Страница 5 из 95
Он помнил, как хотел власти. Безраздельной. Мальчишки против этого устоять не могли. Он придумывал игры; самолично и вполне справедливо делил свое войско на отряды (если игра на «кто — кого»), наказывал виновных. Когда стал старше, не уступил места атамана тому, кто поумнее (ведь именно так чаще всего кончают мальчишечьи вожаки, которые держатся на силе и инициативе!), а сам стал «поумнее», и решать всякие споры: как теперь сложатся наши отношения с немцами, скольких правителей обманул в свое время Талейран… — прибегали опять же к нему.

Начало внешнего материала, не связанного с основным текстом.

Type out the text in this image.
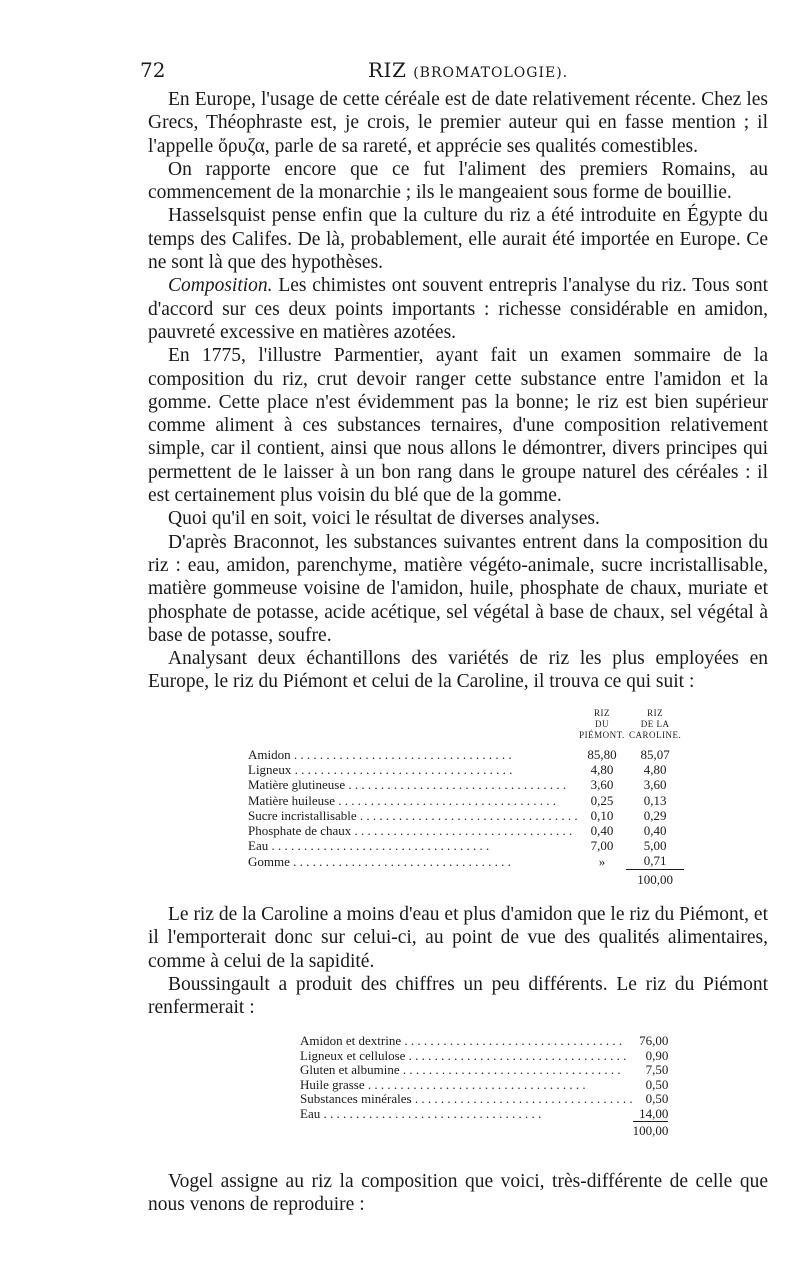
72	RIZ (BROMATOLOGIE).

En Europe, l'usage de cette céréale est de date relativement récente. Chez les Grecs, Théophraste est, je crois, le premier auteur qui en fasse mention ; il l'appelle ὄρυζα, parle de sa rareté, et apprécie ses qualités comestibles.

On rapporte encore que ce fut l'aliment des premiers Romains, au commencement de la monarchie ; ils le mangeaient sous forme de bouillie.

Hasselsquist pense enfin que la culture du riz a été introduite en Égypte du temps des Califes. De là, probablement, elle aurait été importée en Europe. Ce ne sont là que des hypothèses.

Composition. Les chimistes ont souvent entrepris l'analyse du riz. Tous sont d'accord sur ces deux points importants : richesse considérable en amidon, pauvreté excessive en matières azotées.

En 1775, l'illustre Parmentier, ayant fait un examen sommaire de la composition du riz, crut devoir ranger cette substance entre l'amidon et la gomme. Cette place n'est évidemment pas la bonne; le riz est bien supérieur comme aliment à ces substances ternaires, d'une composition relativement simple, car il contient, ainsi que nous allons le démontrer, divers principes qui permettent de le laisser à un bon rang dans le groupe naturel des céréales : il est certainement plus voisin du blé que de la gomme.

Quoi qu'il en soit, voici le résultat de diverses analyses.

D'après Braconnot, les substances suivantes entrent dans la composition du riz : eau, amidon, parenchyme, matière végéto-animale, sucre incristallisable, matière gommeuse voisine de l'amidon, huile, phosphate de chaux, muriate et phosphate de potasse, acide acétique, sel végétal à base de chaux, sel végétal à base de potasse, soufre.

Analysant deux échantillons des variétés de riz les plus employées en Europe, le riz du Piémont et celui de la Caroline, il trouva ce qui suit :

	RIZ
DU PIÉMONT.	RIZ
DE LA CAROLINE.
Amidon . . .	85,80	85,07
Ligneux . . .	4,80	4,80
Matière glutineuse . . .	3,60	3,60
Matière huileuse . . .	0,25	0,13
Sucre incristallisable . . .	0,10	0,29
Phosphate de chaux . . .	0,40	0,40
Eau . . .	7,00	5,00
Gomme . . .	»	0,71
		100,00

Le riz de la Caroline a moins d'eau et plus d'amidon que le riz du Piémont, et il l'emporterait donc sur celui-ci, au point de vue des qualités alimentaires, comme à celui de la sapidité.

Boussingault a produit des chiffres un peu différents. Le riz du Piémont renfermerait :

Amidon et dextrine . . .	76,00
Ligneux et cellulose . . .	0,90
Gluten et albumine . . .	7,50
Huile grasse . . .	0,50
Substances minérales . . .	0,50
Eau . . .	14,00
	100,00

Vogel assigne au riz la composition que voici, très-différente de celle que nous venons de reproduire :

Школа отделила его от теней, шорохов в углу. Она внесла свой вклад реального, размеренного, организованного. Потянули и себя организовать, свои дела, а потом даже мысли (когда они появились).
А что до Талейрана…
«О, мадам! — сказал этот лукавый старик госпоже де Гемюза. — То, как проходят первые годы нашей жизни, влияет на всю жизнь…»

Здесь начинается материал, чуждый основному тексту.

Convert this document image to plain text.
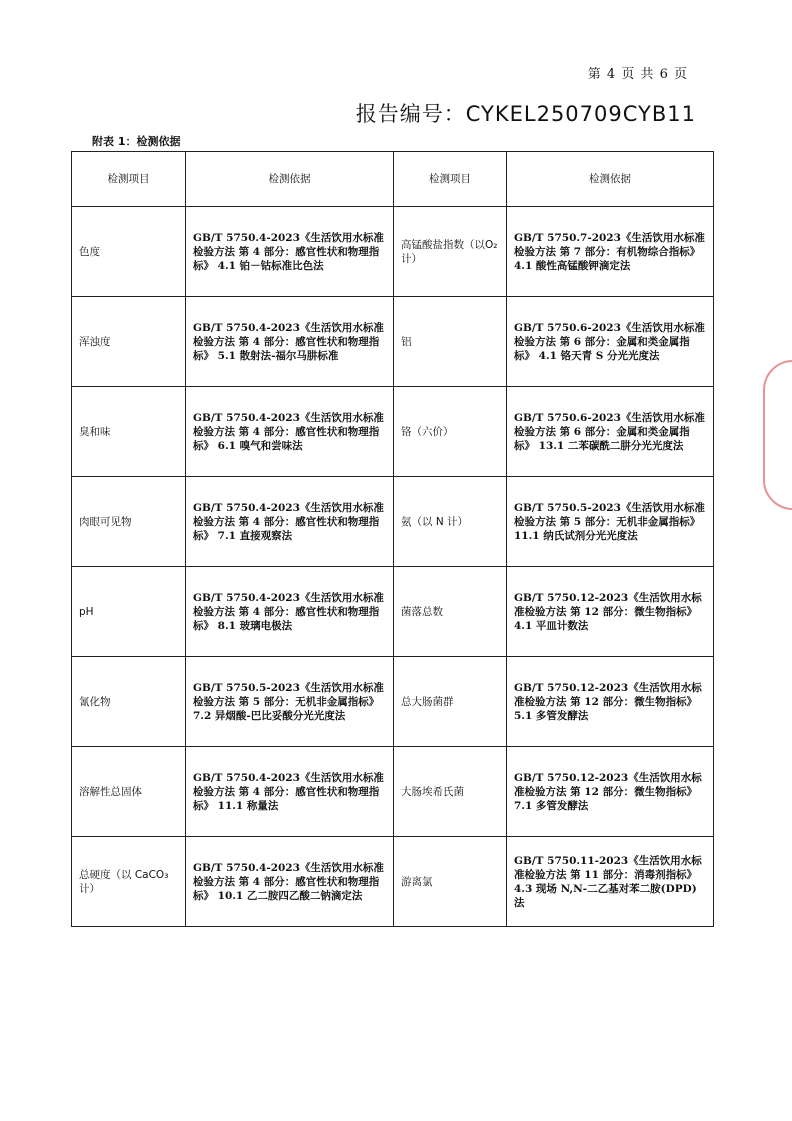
第 4 页 共 6 页
报告编号：CYKEL250709CYB11
附表 1：检测依据
检测项目	检测依据	检测项目	检测依据
色度	GB/T 5750.4-2023《生活饮用水标准检验方法 第 4 部分：感官性状和物理指标》 4.1 铂－钴标准比色法	高锰酸盐指数（以O₂计）	GB/T 5750.7-2023《生活饮用水标准检验方法 第 7 部分：有机物综合指标》 4.1 酸性高锰酸钾滴定法
浑浊度	GB/T 5750.4-2023《生活饮用水标准检验方法 第 4 部分：感官性状和物理指标》 5.1 散射法-福尔马肼标准	铝	GB/T 5750.6-2023《生活饮用水标准检验方法 第 6 部分：金属和类金属指标》 4.1 铬天青 S 分光光度法
臭和味	GB/T 5750.4-2023《生活饮用水标准检验方法 第 4 部分：感官性状和物理指标》 6.1 嗅气和尝味法	铬（六价）	GB/T 5750.6-2023《生活饮用水标准检验方法 第 6 部分：金属和类金属指标》 13.1 二苯碳酰二肼分光光度法
肉眼可见物	GB/T 5750.4-2023《生活饮用水标准检验方法 第 4 部分：感官性状和物理指标》 7.1 直接观察法	氨（以 N 计）	GB/T 5750.5-2023《生活饮用水标准检验方法 第 5 部分：无机非金属指标》 11.1 纳氏试剂分光光度法
pH	GB/T 5750.4-2023《生活饮用水标准检验方法 第 4 部分：感官性状和物理指标》 8.1 玻璃电极法	菌落总数	GB/T 5750.12-2023《生活饮用水标准检验方法 第 12 部分：微生物指标》 4.1 平皿计数法
氰化物	GB/T 5750.5-2023《生活饮用水标准检验方法 第 5 部分：无机非金属指标》 7.2 异烟酸-巴比妥酸分光光度法	总大肠菌群	GB/T 5750.12-2023《生活饮用水标准检验方法 第 12 部分：微生物指标》 5.1 多管发酵法
溶解性总固体	GB/T 5750.4-2023《生活饮用水标准检验方法 第 4 部分：感官性状和物理指标》 11.1 称量法	大肠埃希氏菌	GB/T 5750.12-2023《生活饮用水标准检验方法 第 12 部分：微生物指标》 7.1 多管发酵法
总硬度（以 CaCO₃计）	GB/T 5750.4-2023《生活饮用水标准检验方法 第 4 部分：感官性状和物理指标》 10.1 乙二胺四乙酸二钠滴定法	游离氯	GB/T 5750.11-2023《生活饮用水标准检验方法 第 11 部分：消毒剂指标》 4.3 现场 N,N-二乙基对苯二胺(DPD)法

Да, да, Талейран, бедняга, до четырех лет жил у кормилицы, пока не упал с высокого комода, куда эта почтенная женщина посадила ребенка и откуда забыла его снять. И вот — страшная хромота на всю жизнь. Но это — лишь телесные страдания, а дело не в них. Отнюдь не в них. Надо же когда-то освободиться от этого жалкого сидения на комоде, когда никто не помнит о тебе, но освободиться, не свернув шею. Не падать больше! Пусть другие падают.
Но все это не имеет отношения к Юрке Бурову и к его городку — Крапивину-Северному.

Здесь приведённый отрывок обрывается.